No meio da madrugada, por volta das 3h, outro nome forte do festival aparecia no palco principal do MECAMaquiné: Teto Preto. O live jam eletrônico-orgânica se anuncia pouco pouco, primeiro através do noisey violento e da experimentação inicial comandada por Savio, Zopelar e Bica, na cuíca e percussão. Logo surge ao fundo o dançarino-entidade Louic Koutana e assim o teto vai se escurecendo até a chegada de Angela Carneosso com um figurino com estampa militar e a sua presença insubmissa e antropofágica.
É sempre difícil colocar em palavras o que se assiste em uma apresentação do Teto Preto. É meio show, meio performance, meio intervenção. É dança, é música, é teatro. É, sobretudo, arte no sentido mais subversivo do termo. Gradualmente, Louic vai tirando as amarras de seu figurino inicial até fica só de calção. Quanto mais a noite adentra no ritual do grupo, mais ele e Angela se conectam. Em jogos de luz e sombra, essas duas personagens vão se confundindo cada vez mais com entidades. As drummachines pesadas, os cantos e recitações incômodas e provocativas tiram o público da zona de conforto.
A performance é complexa e completa.
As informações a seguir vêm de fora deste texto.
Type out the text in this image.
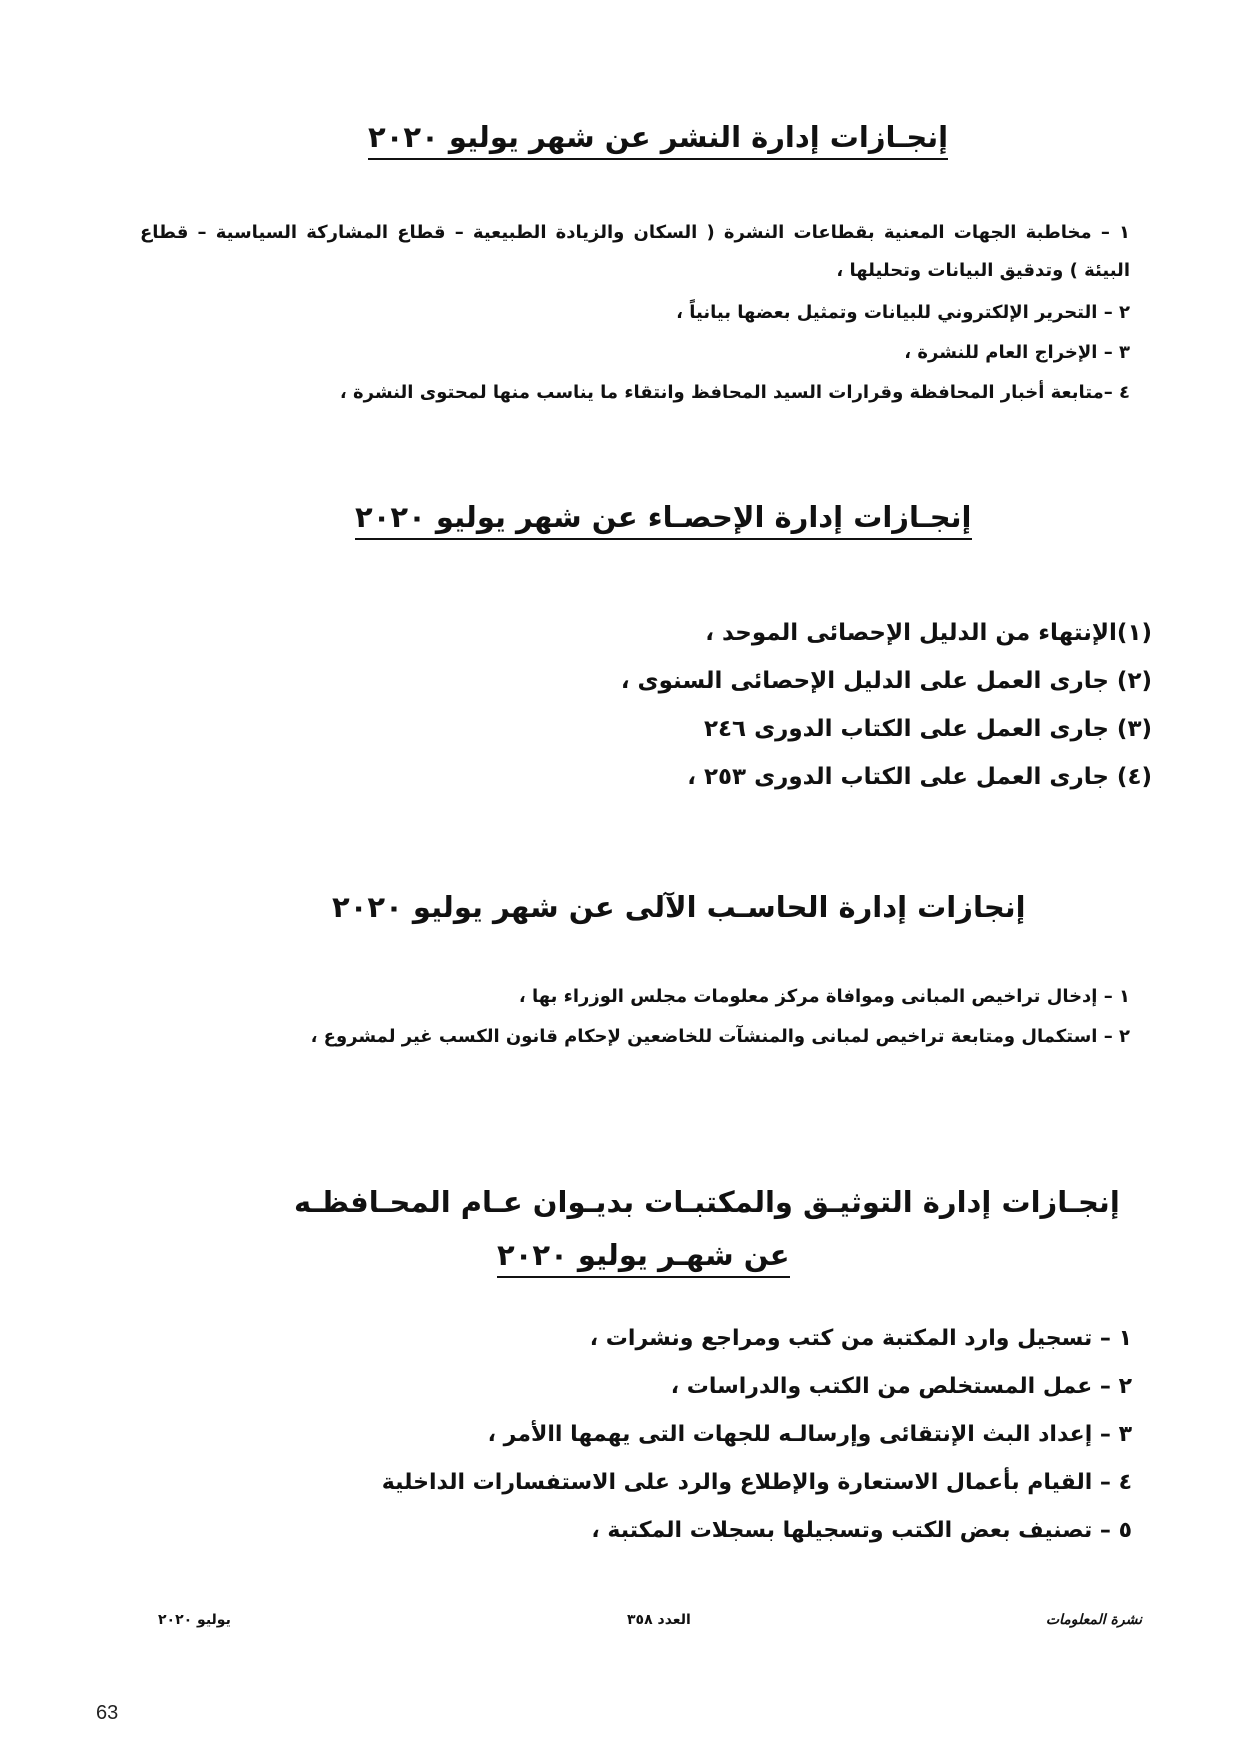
إنجـازات إدارة النشر عن شهر يوليو ٢٠٢٠
١ – مخاطبة الجهات المعنية بقطاعات النشرة ( السكان والزيادة الطبيعية – قطاع المشاركة السياسية – قطاع البيئة ) وتدقيق البيانات وتحليلها ،
٢ – التحرير الإلكتروني للبيانات وتمثيل بعضها بيانياً ،
٣ – الإخراج العام للنشرة ،
٤ –متابعة أخبار المحافظة وقرارات السيد المحافظ وانتقاء ما يناسب منها لمحتوى النشرة ،
إنجـازات إدارة الإحصـاء عن شهر يوليو ٢٠٢٠
(١)الإنتهاء من الدليل الإحصائى الموحد ،
(٢) جارى العمل على الدليل الإحصائى السنوى ،
(٣) جارى العمل على الكتاب الدورى ٢٤٦
(٤) جارى العمل على الكتاب الدورى ٢٥٣ ،
إنجازات إدارة الحاسـب الآلى عن شهر يوليو ٢٠٢٠
١ – إدخال تراخيص المبانى وموافاة مركز معلومات مجلس الوزراء بها ،
٢ – استكمال ومتابعة تراخيص لمبانى والمنشآت للخاضعين لإحكام قانون الكسب غير لمشروع ،
إنجـازات إدارة التوثيـق والمكتبـات بديـوان عـام المحـافظـه
عن شهـر يوليو ٢٠٢٠
١ – تسجيل وارد المكتبة من كتب ومراجع ونشرات ،
٢ – عمل المستخلص من الكتب والدراسات ،
٣ – إعداد البث الإنتقائى وإرسالـه للجهات التى يهمها االأمر ،
٤ – القيام بأعمال الاستعارة والإطلاع والرد على الاستفسارات الداخلية
٥ – تصنيف بعض الكتب وتسجيلها بسجلات المكتبة ،
نشرة المعلومات
العدد ٣٥٨
يوليو ٢٠٢٠
63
Por mais que os synths e a vibe eletrônica endossem você a fechar os olhos para sentir a vibe, é quase impossível piscar e não ater-se a cada momento do que se mostra no palco. O hit “Gasolina” foi um dos pontos altos da apresentação, convocando o coro da plateia.
Mas foi em “Bate Mais” que vimos um dos momentos mais viscerais do show em uma das canções mais rasgantes do grupo. Denunciando as violências do sistema, Angela Carneosso evoca os nomes de “Matheusa” (modelo queer assassinada brutalmente no Rio de Janeiro neste ano) e “Marielle” (vereadora executada no Rio de Janeiro também neste ano) e visivelmente se emociona. Do quase choro, ela transforma dor em motor da sua performance. Ao final, declarou “Tá na hora do indie deixar de ser chapa branca”, encaminhando o encerramento da sempre impactante apresentação.
O duo de Djs Selvagem, formado por Millos Kaiser e Trepanado, foi responsável por cuidar da noite e recepcionar o amanhecer no festival, com um set recheado de canções da música popular brasileira em roupagens eletrônicas.
Selvagem (Foto: Helena Yoshioka – I Hate Flash)
Com a música e a lua atravessando a noite e invadindo a manhã, o MECAMaquiné se manteve de pé até o fim em uma edição que traz novos ares para a região sul. Com adesivos LGBTfriendly e com artistas trazendo releituras da bandeira do Brasil, bandeiras LGBTS e discursos políticos, podemos esperar que onde a música ecoar, haverá resistência.